Over more than four decades of running his annual Beer for a Butterfly Contest, Professor Art Shapiro hasn’t had to buy many pitchers for anyone but himself.
The beer (or its equivalent) is for whomever catches the first cabbage white butterfly of the year in Yolo, Solano or Sacramento counties.
Shapiro started the contest in 1972 and has won all but three times. Graduate students comprise his main competitors, but they don’t lose out entirely, as Shapiro is happy to share his prize pitcher.
While “beer” shares the spotlight, the contest is more about the “butterfly” and science, in that Shapiro records the date the Pieris rapae first takes flight as part of his research on biological response to climate change.
“It is typically one of the first butterflies to emerge in late winter,” Shapiro said. “The cabbage white is now emerging a week or so earlier on average than it did 30 years ago here.”

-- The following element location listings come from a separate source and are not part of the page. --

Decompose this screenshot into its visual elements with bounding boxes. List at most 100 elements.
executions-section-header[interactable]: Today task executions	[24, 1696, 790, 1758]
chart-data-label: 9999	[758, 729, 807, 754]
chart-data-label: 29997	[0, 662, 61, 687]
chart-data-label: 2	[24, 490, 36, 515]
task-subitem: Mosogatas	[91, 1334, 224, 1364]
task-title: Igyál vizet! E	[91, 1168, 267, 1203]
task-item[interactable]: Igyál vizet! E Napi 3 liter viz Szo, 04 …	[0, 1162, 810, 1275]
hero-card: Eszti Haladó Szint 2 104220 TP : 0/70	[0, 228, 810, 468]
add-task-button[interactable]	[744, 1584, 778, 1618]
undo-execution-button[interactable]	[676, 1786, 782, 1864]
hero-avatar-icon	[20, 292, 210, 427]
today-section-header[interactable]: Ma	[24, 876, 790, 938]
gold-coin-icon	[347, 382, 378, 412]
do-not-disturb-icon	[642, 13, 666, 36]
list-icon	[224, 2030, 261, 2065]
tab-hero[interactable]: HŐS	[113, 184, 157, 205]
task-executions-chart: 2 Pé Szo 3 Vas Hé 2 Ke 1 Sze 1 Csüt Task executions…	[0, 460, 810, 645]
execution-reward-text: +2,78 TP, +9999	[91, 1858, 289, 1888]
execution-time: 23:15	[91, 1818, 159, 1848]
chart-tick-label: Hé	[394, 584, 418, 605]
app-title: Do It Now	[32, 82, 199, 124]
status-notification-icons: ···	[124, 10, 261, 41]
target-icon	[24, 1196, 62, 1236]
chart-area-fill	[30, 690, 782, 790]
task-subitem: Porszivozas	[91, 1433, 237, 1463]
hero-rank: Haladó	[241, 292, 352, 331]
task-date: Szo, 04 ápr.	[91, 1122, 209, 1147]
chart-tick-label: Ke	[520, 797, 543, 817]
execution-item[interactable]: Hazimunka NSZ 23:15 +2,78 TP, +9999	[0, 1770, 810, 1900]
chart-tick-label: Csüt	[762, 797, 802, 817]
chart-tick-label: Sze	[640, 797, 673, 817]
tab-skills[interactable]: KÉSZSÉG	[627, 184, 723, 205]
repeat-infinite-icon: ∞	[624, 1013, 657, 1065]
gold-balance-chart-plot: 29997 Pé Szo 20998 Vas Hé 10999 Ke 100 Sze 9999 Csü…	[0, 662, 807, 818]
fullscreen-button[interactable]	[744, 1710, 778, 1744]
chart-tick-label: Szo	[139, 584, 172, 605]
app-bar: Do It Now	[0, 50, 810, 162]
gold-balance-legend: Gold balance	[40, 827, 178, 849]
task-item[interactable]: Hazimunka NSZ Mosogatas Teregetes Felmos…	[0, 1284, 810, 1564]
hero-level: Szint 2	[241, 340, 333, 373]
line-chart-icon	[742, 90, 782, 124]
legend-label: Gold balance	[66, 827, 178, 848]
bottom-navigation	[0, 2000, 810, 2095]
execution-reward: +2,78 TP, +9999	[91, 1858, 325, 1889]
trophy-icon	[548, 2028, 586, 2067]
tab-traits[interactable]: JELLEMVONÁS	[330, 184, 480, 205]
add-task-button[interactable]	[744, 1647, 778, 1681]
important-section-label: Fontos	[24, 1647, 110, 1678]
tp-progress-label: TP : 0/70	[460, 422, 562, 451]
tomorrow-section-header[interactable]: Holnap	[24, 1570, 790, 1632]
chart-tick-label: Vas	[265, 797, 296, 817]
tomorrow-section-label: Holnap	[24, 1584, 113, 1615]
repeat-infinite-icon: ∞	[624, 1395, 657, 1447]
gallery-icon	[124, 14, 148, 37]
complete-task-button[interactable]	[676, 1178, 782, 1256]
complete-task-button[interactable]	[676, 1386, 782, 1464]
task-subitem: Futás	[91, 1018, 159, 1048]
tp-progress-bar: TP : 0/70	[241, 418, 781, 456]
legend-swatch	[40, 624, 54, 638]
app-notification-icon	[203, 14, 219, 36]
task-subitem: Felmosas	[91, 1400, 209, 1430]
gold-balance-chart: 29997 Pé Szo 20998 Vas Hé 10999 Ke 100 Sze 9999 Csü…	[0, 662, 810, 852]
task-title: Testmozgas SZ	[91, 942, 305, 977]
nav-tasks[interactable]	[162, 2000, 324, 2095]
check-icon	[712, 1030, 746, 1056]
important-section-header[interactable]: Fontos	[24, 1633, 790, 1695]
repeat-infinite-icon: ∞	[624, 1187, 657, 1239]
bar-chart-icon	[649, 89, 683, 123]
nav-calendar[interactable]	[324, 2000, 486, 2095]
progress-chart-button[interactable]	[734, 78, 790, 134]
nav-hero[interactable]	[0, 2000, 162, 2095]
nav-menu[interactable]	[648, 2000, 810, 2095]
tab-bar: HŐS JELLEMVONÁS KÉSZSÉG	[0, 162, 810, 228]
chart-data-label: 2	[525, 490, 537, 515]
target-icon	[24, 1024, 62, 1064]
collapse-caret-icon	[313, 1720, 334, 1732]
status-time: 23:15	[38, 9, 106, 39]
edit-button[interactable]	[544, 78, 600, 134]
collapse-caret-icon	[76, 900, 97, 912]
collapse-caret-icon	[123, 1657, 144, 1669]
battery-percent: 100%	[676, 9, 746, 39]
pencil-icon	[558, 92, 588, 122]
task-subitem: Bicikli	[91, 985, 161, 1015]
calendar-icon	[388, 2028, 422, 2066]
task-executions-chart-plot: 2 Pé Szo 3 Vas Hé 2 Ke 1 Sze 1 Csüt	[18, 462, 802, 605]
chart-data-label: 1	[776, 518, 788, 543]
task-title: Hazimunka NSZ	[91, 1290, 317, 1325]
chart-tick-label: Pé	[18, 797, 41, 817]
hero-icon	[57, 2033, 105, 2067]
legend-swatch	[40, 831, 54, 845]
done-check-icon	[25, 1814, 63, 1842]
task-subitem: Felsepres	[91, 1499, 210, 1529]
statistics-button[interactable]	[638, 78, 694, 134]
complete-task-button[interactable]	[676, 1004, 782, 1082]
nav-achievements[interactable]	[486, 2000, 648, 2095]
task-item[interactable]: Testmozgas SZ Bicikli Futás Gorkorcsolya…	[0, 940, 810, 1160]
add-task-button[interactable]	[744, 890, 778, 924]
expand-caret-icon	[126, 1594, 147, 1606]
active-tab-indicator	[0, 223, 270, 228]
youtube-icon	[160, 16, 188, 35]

The insect requires a string of days above a certain temperature before first flight, and that date has been gradually coming earlier as the region warms. In 2015 he caught his first specimen (and won his contest) on Jan. 26 — one of the latest dates in recent history.
Shapiro said he’s already seen the cabbage white flying, so it’s anybody’s game. To participate, look for an adult cabbage white butterfly (it’s white with faint black spots on the top half, and can often be found in vacant lots, fields and gardens) and bring it — alive — to the Department of Evolution and Ecology, 2320 Storer Hall, during normal business hours to be verified.